Friday, January 30, 2015

Decades After Etan Patz's Disappearance, Murder Trial Begins - New York Times


Photo


Stanley Patz, the father of Etan Patz, who disappeared 35 years ago in SoHo, and Shira Patz, right, Etan's sister, arrived at New York City Supreme Court on Friday. Credit Michael Appleton for The New York Times

Continue reading the main story Share This Page


The murder trial against a man accused of killing Etan Patz — a missing-child case that rattled New York City and forever changed the way American parents regarded the security of their children — finally began on Friday.


Before an overflow crowd that included the Manhattan district attorney, Cyrus R. Vance Jr., who was seated two rows behind Etan’s father and sister, a prosecutor began laying out the path that led the police to arrest the man, Pedro Hernandez.


Etan was 6 years old when he vanished on May 25, 1979, while walking from his apartment on Prince Street to a bus stop two blocks away.


Mr. Hernandez, who worked at a bodega close to where the boy was last seen, would confess that he had killed a child to a church group and others in the early 1980s, a prosecutor said during opening statements on Friday.


Mr. Hernandez was described by the prosecutor as a person wracked with guilt who told his ex-wife, a friend and a church group about his crime, but withheld some information.



“The defendant feels tremendous guilt and he wants to unburden himself but he doesn’t want to get caught,” the prosecutor, Joan Illuzzi-Orbon, said.


Photo


Cyrus R. Vance Jr., the Manhattan district attorney, on Friday, the first day of the murder trial for Pedro Hernandez, who is accused of murdering Etan. Credit Michael Appleton for The New York Times

Mr. Hernandez, 53, of Maple Shade, N.J., was arrested in May 2012 on a tip from one of his family members, who told the police Mr. Hernandez had talked about killing a child in the late 1970s. Picked up at his home, Mr. Hernandez broke down and confessed after a six-hour interrogation by three New York detectives.
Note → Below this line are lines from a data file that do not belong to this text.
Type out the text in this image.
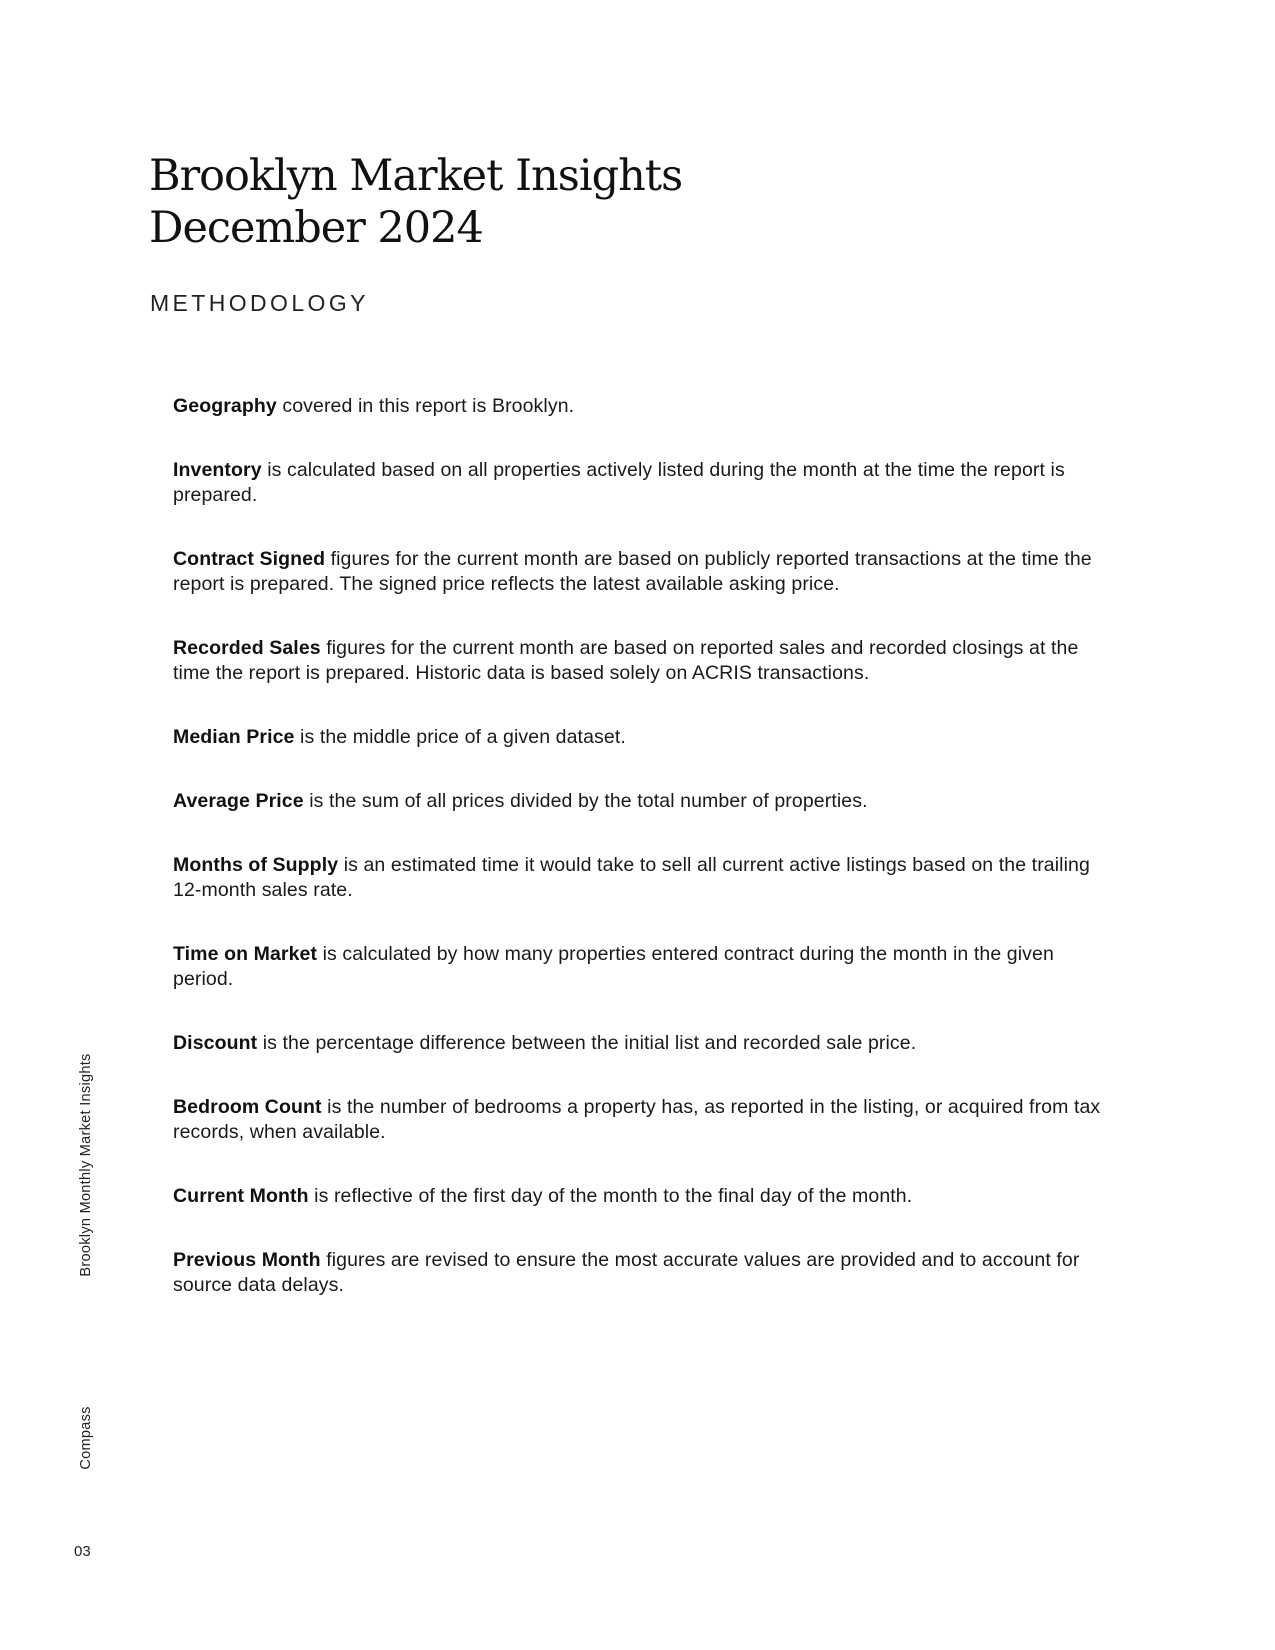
Brooklyn Market Insights
December 2024
METHODOLOGY
Geography covered in this report is Brooklyn.
Inventory is calculated based on all properties actively listed during the month at the time the report is prepared.
Contract Signed figures for the current month are based on publicly reported transactions at the time the report is prepared. The signed price reflects the latest available asking price.
Recorded Sales figures for the current month are based on reported sales and recorded closings at the time the report is prepared. Historic data is based solely on ACRIS transactions.
Median Price is the middle price of a given dataset.
Average Price is the sum of all prices divided by the total number of properties.
Months of Supply is an estimated time it would take to sell all current active listings based on the trailing 12-month sales rate.
Time on Market is calculated by how many properties entered contract during the month in the given period.
Discount is the percentage difference between the initial list and recorded sale price.
Bedroom Count is the number of bedrooms a property has, as reported in the listing, or acquired from tax records, when available.
Current Month is reflective of the first day of the month to the final day of the month.
Previous Month figures are revised to ensure the most accurate values are provided and to account for source data delays.
Brooklyn Monthly Market Insights
Compass
03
Twelve hours later, he repeated the confession to a senior prosecutor in Manhattan. Both statements were videotaped and they form the heart of the people’s case against Mr. Hernandez.


Defense lawyers argue those statements were fictional stories, spun by a compliant man with a history of mental illness and a low IQ. They intend to call expert witnesses to testify Mr. Hernandez has trouble distinguishing between fantasy and reality.
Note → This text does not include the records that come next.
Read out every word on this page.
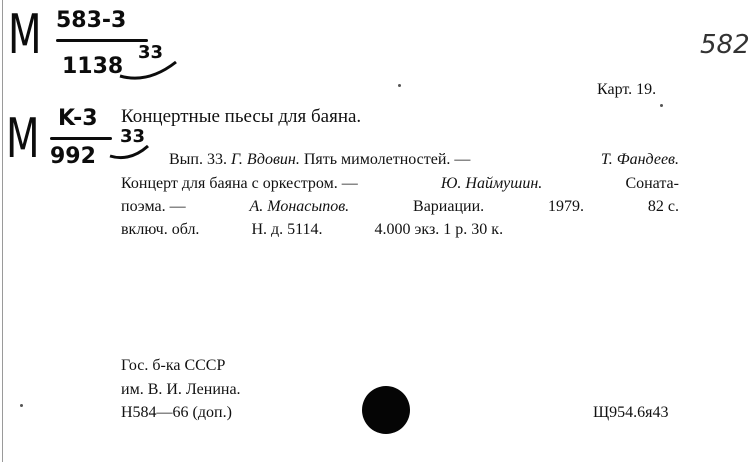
M 583-3
1138
33	582
M K-3
992
33
Карт. 19.
Концертные пьесы для баяна.
Вып. 33. Г. Вдовин. Пять мимолетностей. —	Т. Фандеев.
Концерт для баяна с оркестром. —	Ю. Наймушин.	Соната-
поэма. —	А. Монасыпов.	Вариации.	1979.	82 с.
включ. обл.	Н. д. 5114.	4.000 экз. 1 р. 30 к.
Гос. б-ка СССР
им. В. И. Ленина.
Н584—66 (доп.)	Щ954.6я43
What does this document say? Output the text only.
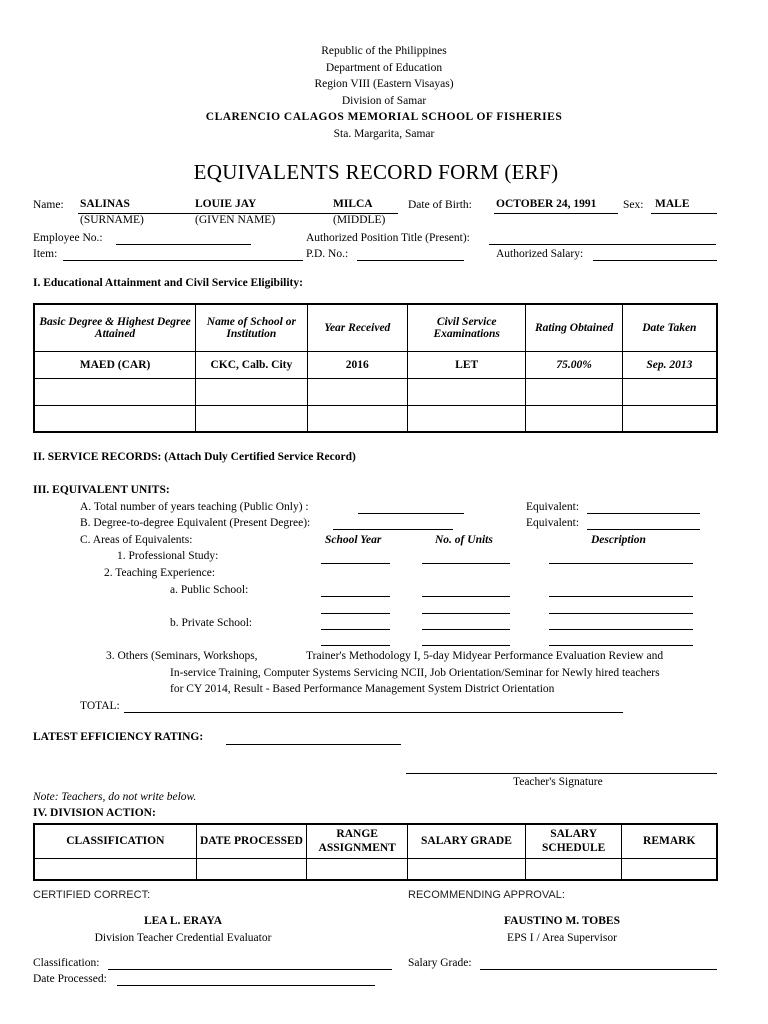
Republic of the Philippines
Department of Education
Region VIII (Eastern Visayas)
Division of Samar
CLARENCIO CALAGOS MEMORIAL SCHOOL OF FISHERIES
Sta. Margarita, Samar
EQUIVALENTS RECORD FORM (ERF)
Name: SALINAS	LOUIE JAY	MILCA
(SURNAME)	(GIVEN NAME)	(MIDDLE)
Date of Birth: OCTOBER 24, 1991 Sex: MALE
Employee No.:	Authorized Position Title (Present):
Item:	P.D. No.:	Authorized Salary:
I. Educational Attainment and Civil Service Eligibility:
Basic Degree & Highest Degree Attained	Name of School or Institution	Year Received	Civil Service Examinations	Rating Obtained	Date Taken
MAED (CAR)	CKC, Calb. City	2016	LET	75.00%	Sep. 2013

II. SERVICE RECORDS: (Attach Duly Certified Service Record)
III. EQUIVALENT UNITS:
A. Total number of years teaching (Public Only) :	Equivalent:
B. Degree-to-degree Equivalent (Present Degree):	Equivalent:
C. Areas of Equivalents:	School Year	No. of Units	Description
1. Professional Study:
2. Teaching Experience:
a. Public School:
b. Private School:
3. Others (Seminars, Workshops,	Trainer's Methodology I, 5-day Midyear Performance Evaluation Review and
In-service Training, Computer Systems Servicing NCII, Job Orientation/Seminar for Newly hired teachers
for CY 2014, Result - Based Performance Management System District Orientation
TOTAL:
LATEST EFFICIENCY RATING:
Teacher's Signature
Note: Teachers, do not write below.
IV. DIVISION ACTION:
CLASSIFICATION	DATE PROCESSED	RANGE ASSIGNMENT	SALARY GRADE	SALARY SCHEDULE	REMARK

CERTIFIED CORRECT:	RECOMMENDING APPROVAL:
LEA L. ERAYA
Division Teacher Credential Evaluator
FAUSTINO M. TOBES
EPS I / Area Supervisor
Classification:	Salary Grade:
Date Processed:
The defense, which is expected to deliver its opening statement later on Friday, also plans to introduce evidence suggesting another man was responsible for Etan’s death: Jose Antonio Ramos, a convicted child molester who knew the boy’s babysitter and was a longtime suspect in the case.


Prosecutors have said they have no scientific testimony to buttress their case. Etan’s body was never found. But they have said they will call Mr. Hernandez’s first wife and one of his childhood friends, who will both testify he made similar admissions in the early 1980s about having killed a child in New York City.


But prosecutors acknowledge the state’s case depends heavily on the jurors deciding the confessions are reliable and prove Mr. Hernandez’s guilt beyond a reasonable doubt. They say the defense has exaggerated Mr. Hernandez’s mental disabilities.


Mr. Hernandez was a teenage store clerk at a bodega at West Broadway and Prince near the spot where Etan was last seen alive. It was the first time his parents had allowed him to go to school on his own; he had a dollar to buy a soft drink.


On the videotapes, Mr. Hernandez tells investigators he lured Etan into the basement of the bodega with the promise of a soda, then throttled him from behind, squeezing his neck until he lost consciousness.


Then, Mr. Hernandez said, he wrapped the boy, still alive, in a thick garbage bag, put the bag in a cardboard box and carried it two blocks away, leaving it with some trash in an alley.


“I don’t know why I did it,” he said toward the end of the second interview with a senior prosecutor, Armand Durastanti. “I tried to stop, but I couldn’t stop. My legs were jumping. I was nervous and I did it and I’m sorry I did it.”


Etan became one of the first missing children featured on milk cartons. His parents helped shape legislation that created a nationwide framework for addressing such cases, and the anniversary of his disappearance became national Missing Children’s Day.


And among Mr. Hernandez's personal belongings, Ms. Illuzzi-Orbon, said on Friday, was a picture of Etan.